Resultaten
Anatomische identificatie van vermoedelijke gamma- en alfamotorneuronen.
In het ruggenmerg van zoogdieren kunnen gamma- en alfamotorneuronen worden onderscheiden aan de hand van twee belangrijke anatomische kenmerken. Ten eerste zijn de cellichamen van gamma-motorneuronen aanzienlijk kleiner dan die van alfamotorneuronen (11, 13). Ten tweede ontvangen alfa- maar niet gammamotorneuronen directe synaptische input van proprioceptieve sensorische afferenten (18). Om gamma van alfa motor neuronen te onderscheiden in het ruggenmerg van de muis, analyseerden we de grootte van de lumbale motor neuronen en de status van proprioceptieve sensorische input. We visualiseerden motor neuron cellichamen en proximale dendrieten door expressie van choline acetyltransferase (ChAT), het snel-limiterende enzym in acetylcholine synthese. We identificeerden synaptische contacten tussen proprioceptieve terminals en motorneuronen door het monitoren van de expressie van de vesiculaire glutamaat transporter vGlut1, een selectieve marker van sensorische terminals (25, 26).

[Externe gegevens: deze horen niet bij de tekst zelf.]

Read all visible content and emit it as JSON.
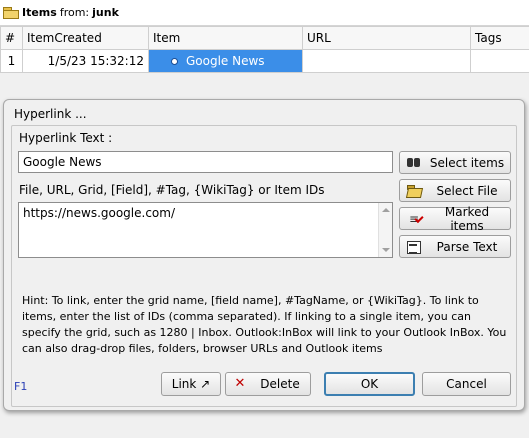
{
  "header": {
    "prefix": "Items",
    "from_label": "from:",
    "source": "junk"
  },
  "grid": {
    "columns": [
      "#",
      "ItemCreated",
      "Item",
      "URL",
      "Tags"
    ],
    "row": {
      "num": "1",
      "created": "1/5/23 15:32:12",
      "item": "Google News",
      "url": "",
      "tags": ""
    }
  },
  "dialog": {
    "title": "Hyperlink ...",
    "hyperlink_text_label": "Hyperlink Text :",
    "hyperlink_text_value": "Google News",
    "target_label": "File, URL, Grid, [Field], #Tag, {WikiTag} or Item IDs",
    "target_value": "https://news.google.com/",
    "buttons": {
      "select_items": "Select items",
      "select_file": "Select File",
      "marked_items": "Marked items",
      "parse_text": "Parse Text",
      "link": "Link",
      "delete": "Delete",
      "ok": "OK",
      "cancel": "Cancel"
    },
    "hint": "Hint: To link, enter the grid name, [field name], #TagName, or {WikiTag}. To link to items, enter the list of IDs (comma separated). If linking to a single item, you can specify the grid, such as 1280 | Inbox. Outlook:InBox will link to your Outlook InBox. You can also drag-drop files, folders, browser URLs and Outlook items",
    "f1": "F1"
  },
  "icons": {
    "folder": "folder-icon",
    "binoculars": "binoculars-icon",
    "open_folder": "open-folder-icon",
    "checklist": "checklist-icon",
    "parse": "parse-text-icon",
    "delete": "delete-x-icon",
    "link_arrow": "arrow-up-right-icon"
  },
  "colors": {
    "selection": "#3b8ee8",
    "default_button_border": "#3c7fb1",
    "delete_icon": "#c00000",
    "f1_link": "#2a3fb5"
  }
}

We bepaalden de grootteverdeling van motorneuron cellichamen in het lumbale ruggenmerg van p21 wild-type muizen (n > 800 neuronen; grootste dwarsdoorsnede), een stadium waarin proprioceptieve terminals hun volwassen grootte benaderen. De grootte van ChATon motor neuron somata gescheiden in twee normaal verdeelde populaties, met een optimale drempel tussen de twee celpopulaties op 360 urn m2 (Fig. 1A). De kleine neuronale bevolking (n = 260/840; 31% van het totale aantal motorneuronen) vertoonde een gemiddelde doorsnede van 232,4 ± 50 urnm2 (SD), terwijl de grote neuronale bevolking (n = 580/840; 69% van het totaal) had een gemiddelde doorsnede van 776,6 ± 180 urnm2 (SD) (Fig. 1A). Dit onderscheid in celgrootte was al duidelijk op p14, met kleine (193 ± 48 pm2; SD) en grote (601 ± 143 pm2; SD) motor neuronen gescheiden bij een drempel sectionele oppervlakte van 295 pm2 (Fig. 2C en ).